De todos modos, tendremos que sufrir esta extraversión forzada de toda interioridad, esta introyección forzada de toda exterioridad que constituye el imperativo categórico de la comunicación. Es posible que aquí convenga utilizar ciertas metáforas procedentes de la patología. Si la histeria era la patología de una puesta en escena exacerbada del sujeto, de una conversión teatral y operática del cuerpo, y si la paranoia era la patología de la organización y estructuración de un mundo rígido y celoso, a partir de la promiscuidad inmanente y la conexión perpetua de todas las redes en la comunicación e información nos hallamos en una nueva forma de esquizofrenia. Hablando con exactitud, ya no es la histeria o la paranoia proyectiva, sino el estado de terror característico del esquizofrénico -una excesiva proximidad de todo, una promiscuidad infecta de todo-, que le inviste y le penetra sin resistencia, sin que ningún halo, ninguna aura, ni siquiera la de su propio cuerpo, le protejan. El esquizofrénico está abierto a todo pese a sí mismo, y vive en la mayor confusión. Es la presa obscena de la obscenidad del mundo. Más que por la pérdida de lo real, se caracteriza por esta proximidad absoluta e instantaneidad total de las cosas, una sobreexposición a la transparencia del mundo. Despojado de toda escena y atravesado sin obstáculo, ya no puede producir los límites de su propio ser, ya no puede producirse como espejo. Y se convierte así en pura pantalla, pura superficie de adsorción y reabsorción de las redes de influencia.

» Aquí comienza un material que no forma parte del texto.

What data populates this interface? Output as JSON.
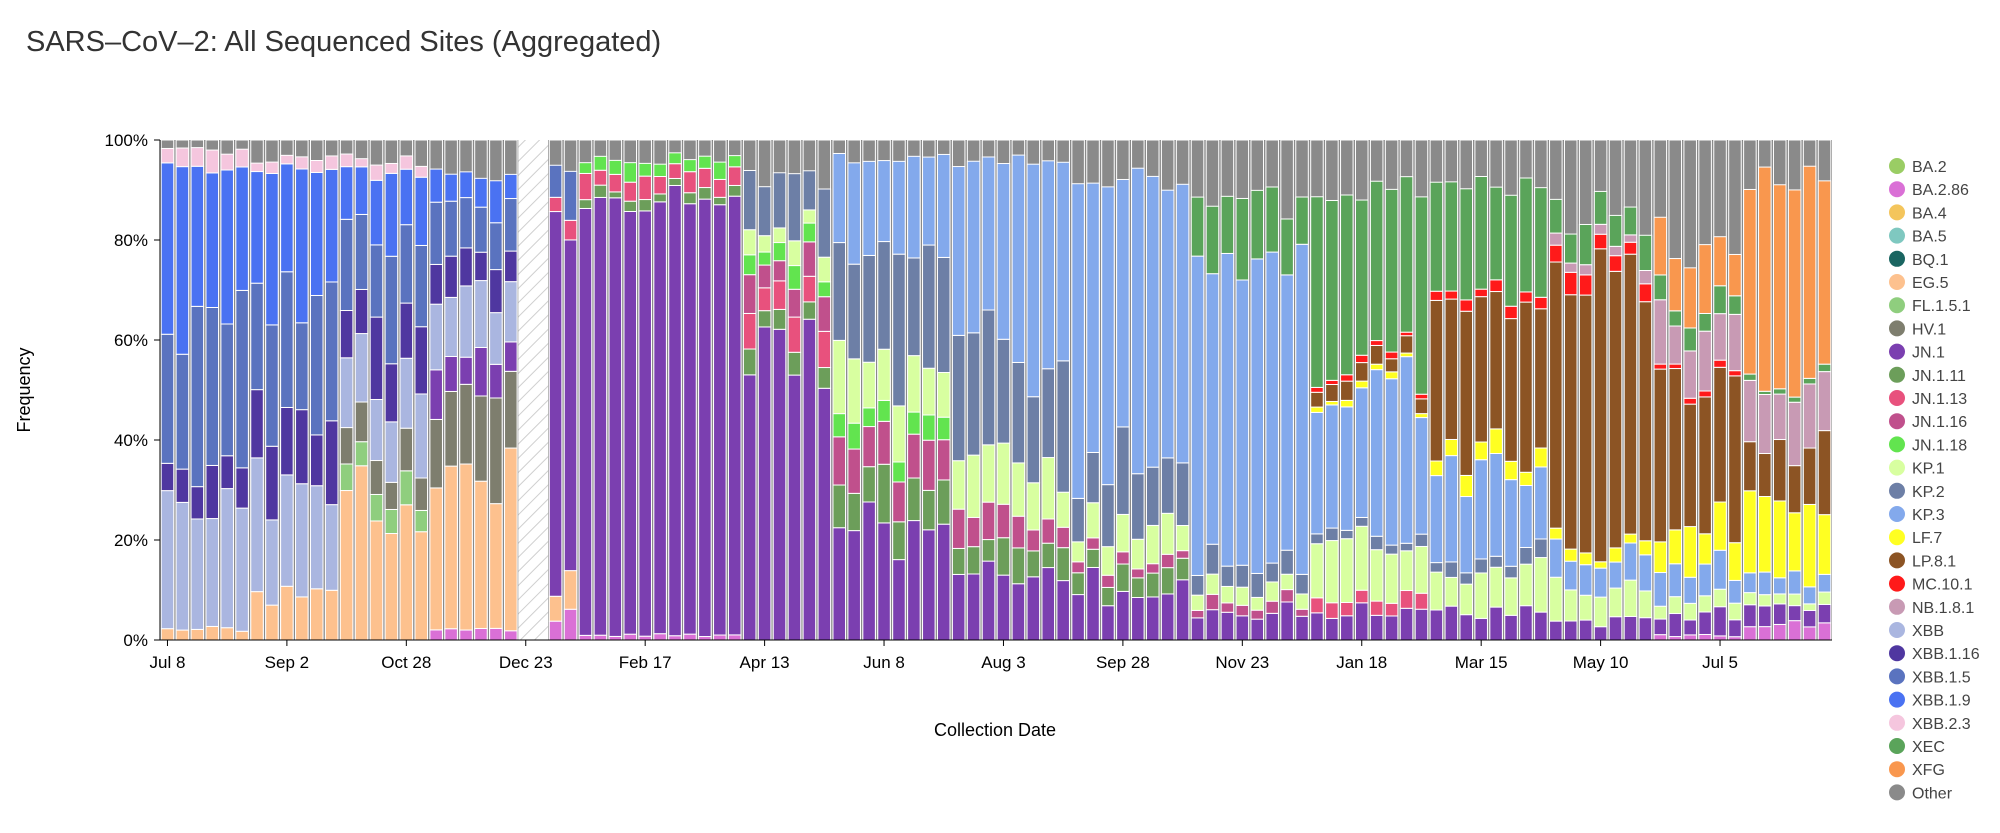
{
  "chart_data": {
    "type": "bar",
    "stacked": true,
    "title": "SARS–CoV–2: All Sequenced Sites (Aggregated)",
    "xlabel": "Collection Date",
    "ylabel": "Frequency",
    "ylim": [
      0,
      100
    ],
    "y_ticks": [
      "0%",
      "20%",
      "40%",
      "60%",
      "80%",
      "100%"
    ],
    "x_ticks": [
      "Jul 8",
      "Sep 2",
      "Oct 28",
      "Dec 23",
      "Feb 17",
      "Apr 13",
      "Jun 8",
      "Aug 3",
      "Sep 28",
      "Nov 23",
      "Jan 18",
      "Mar 15",
      "May 10",
      "Jul 5"
    ],
    "x_unit": "week",
    "week_count": 112,
    "missing_weeks": [
      24,
      25
    ],
    "legend_position": "right",
    "grid": false,
    "variants": [
      "BA.2",
      "BA.2.86",
      "BA.4",
      "BA.5",
      "BQ.1",
      "EG.5",
      "FL.1.5.1",
      "HV.1",
      "JN.1",
      "JN.1.11",
      "JN.1.13",
      "JN.1.16",
      "JN.1.18",
      "KP.1",
      "KP.2",
      "KP.3",
      "LF.7",
      "LP.8.1",
      "MC.10.1",
      "NB.1.8.1",
      "XBB",
      "XBB.1.16",
      "XBB.1.5",
      "XBB.1.9",
      "XBB.2.3",
      "XEC",
      "XFG",
      "Other"
    ],
    "colors": {
      "BA.2": "#9acd64",
      "BA.2.86": "#da70d6",
      "BA.4": "#f4c55c",
      "BA.5": "#7fc8c0",
      "BQ.1": "#1a6561",
      "EG.5": "#fdc18e",
      "FL.1.5.1": "#8fce7e",
      "HV.1": "#7e7e6e",
      "JN.1": "#7b3fb0",
      "JN.1.11": "#6c9e5a",
      "JN.1.13": "#e8517d",
      "JN.1.16": "#c0508c",
      "JN.1.18": "#62e44f",
      "KP.1": "#d8ffa0",
      "KP.2": "#6d7fa6",
      "KP.3": "#83a9ec",
      "LF.7": "#ffff22",
      "LP.8.1": "#8c5424",
      "MC.10.1": "#ff1a1a",
      "NB.1.8.1": "#c89ab4",
      "XBB": "#aab6e0",
      "XBB.1.16": "#4f37a0",
      "XBB.1.5": "#5a73bf",
      "XBB.1.9": "#4a72f2",
      "XBB.2.3": "#f5c6de",
      "XEC": "#5aa45a",
      "XFG": "#f9974e",
      "Other": "#8a8a8a"
    },
    "phases": [
      {
        "weeks": [
          0,
          5
        ],
        "shares": {
          "XBB": 24,
          "EG.5": 2,
          "XBB.1.16": 8,
          "XBB.1.5": 30,
          "XBB.1.9": 30,
          "XBB.2.3": 4,
          "Other": 2
        }
      },
      {
        "weeks": [
          6,
          11
        ],
        "shares": {
          "XBB": 22,
          "EG.5": 10,
          "XBB.1.16": 14,
          "XBB.1.5": 22,
          "XBB.1.9": 26,
          "XBB.2.3": 2,
          "Other": 4
        }
      },
      {
        "weeks": [
          12,
          17
        ],
        "shares": {
          "XBB": 12,
          "EG.5": 28,
          "FL.1.5.1": 5,
          "HV.1": 7,
          "XBB.1.16": 12,
          "XBB.1.5": 16,
          "XBB.1.9": 14,
          "XBB.2.3": 2,
          "Other": 4
        }
      },
      {
        "weeks": [
          18,
          23
        ],
        "shares": {
          "BA.2.86": 2,
          "XBB": 12,
          "EG.5": 30,
          "HV.1": 18,
          "JN.1": 8,
          "XBB.1.16": 8,
          "XBB.1.5": 10,
          "XBB.1.9": 6,
          "Other": 6
        }
      },
      {
        "weeks": [
          26,
          27
        ],
        "shares": {
          "BA.2.86": 4,
          "EG.5": 6,
          "JN.1": 72,
          "XBB.1.5": 8,
          "JN.1.13": 4,
          "Other": 6
        }
      },
      {
        "weeks": [
          28,
          38
        ],
        "shares": {
          "BA.2.86": 1,
          "JN.1": 86,
          "JN.1.13": 4,
          "JN.1.11": 2,
          "JN.1.18": 3,
          "Other": 4
        }
      },
      {
        "weeks": [
          39,
          44
        ],
        "shares": {
          "JN.1": 56,
          "JN.1.13": 6,
          "JN.1.16": 6,
          "JN.1.11": 4,
          "JN.1.18": 4,
          "KP.1": 4,
          "KP.2": 12,
          "Other": 8
        }
      },
      {
        "weeks": [
          45,
          52
        ],
        "shares": {
          "JN.1": 20,
          "JN.1.11": 8,
          "JN.1.16": 10,
          "JN.1.18": 4,
          "KP.1": 12,
          "KP.2": 24,
          "KP.3": 18,
          "Other": 4
        }
      },
      {
        "weeks": [
          53,
          60
        ],
        "shares": {
          "JN.1": 14,
          "JN.1.11": 6,
          "JN.1.16": 6,
          "KP.1": 10,
          "KP.2": 22,
          "KP.3": 38,
          "Other": 4
        }
      },
      {
        "weeks": [
          61,
          68
        ],
        "shares": {
          "JN.1": 10,
          "JN.1.11": 4,
          "JN.1.16": 2,
          "KP.1": 6,
          "KP.2": 12,
          "KP.3": 58,
          "Other": 8
        }
      },
      {
        "weeks": [
          69,
          76
        ],
        "shares": {
          "JN.1": 5,
          "JN.1.16": 2,
          "KP.1": 3,
          "KP.2": 4,
          "KP.3": 62,
          "XEC": 12,
          "Other": 12
        }
      },
      {
        "weeks": [
          77,
          84
        ],
        "shares": {
          "JN.1": 6,
          "JN.1.13": 3,
          "KP.1": 10,
          "KP.2": 2,
          "KP.3": 30,
          "XEC": 34,
          "LP.8.1": 3,
          "MC.10.1": 1,
          "LF.7": 1,
          "Other": 10
        }
      },
      {
        "weeks": [
          85,
          92
        ],
        "shares": {
          "JN.1": 6,
          "KP.1": 8,
          "KP.2": 3,
          "KP.3": 18,
          "XEC": 20,
          "LP.8.1": 30,
          "MC.10.1": 2,
          "LF.7": 4,
          "Other": 9
        }
      },
      {
        "weeks": [
          93,
          99
        ],
        "shares": {
          "JN.1": 4,
          "KP.1": 6,
          "KP.3": 6,
          "XEC": 6,
          "LP.8.1": 58,
          "MC.10.1": 3,
          "LF.7": 2,
          "NB.1.8.1": 2,
          "Other": 13
        }
      },
      {
        "weeks": [
          100,
          105
        ],
        "shares": {
          "JN.1": 4,
          "BA.2.86": 1,
          "KP.1": 3,
          "KP.3": 6,
          "XEC": 4,
          "LP.8.1": 30,
          "NB.1.8.1": 10,
          "LF.7": 8,
          "XFG": 12,
          "MC.10.1": 1,
          "Other": 21
        }
      },
      {
        "weeks": [
          106,
          111
        ],
        "shares": {
          "JN.1": 4,
          "BA.2.86": 3,
          "KP.1": 2,
          "KP.3": 4,
          "LP.8.1": 12,
          "NB.1.8.1": 12,
          "LF.7": 14,
          "XFG": 40,
          "XEC": 1,
          "Other": 8
        }
      }
    ]
  }
}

Todo ello sigue existiendo, y simultáneamente desaparece. La descripción de tal universo proyectivo, imaginario y simbólico, siempre fue la del objeto como espejo del sujeto. La oposición del sujeto y el objeto siempre fue significativa, al igual que el imaginario profundo del espejo y de la escena. Escena de la historia, pero también escena de la cotidianidad emergiendo a la sombra de una historia cada vez más políticamente desinvestida.
Hoy, ni escena ni espejo, sino pantalla y red.
Ni trascendencia ni profundidad, sino superficie inmanente del desarrollo de las operaciones, superficie lisa y operativa de la comunicación. A imagen y semejanza de la televisión, el mejor objeto prototípico de esta nueva era, todo el universo que nos rodea e incluso nuestro propio cuerpo se convierten en pantalla de control.
Ya no nos proyectamos en nuestros objetos con los mismos afectos, las mismas fantasías de posesión, de pérdida, de duelo, de celos: la dimensión psicológica se ha esfumado, aunque podamos descubrirla en el detalle.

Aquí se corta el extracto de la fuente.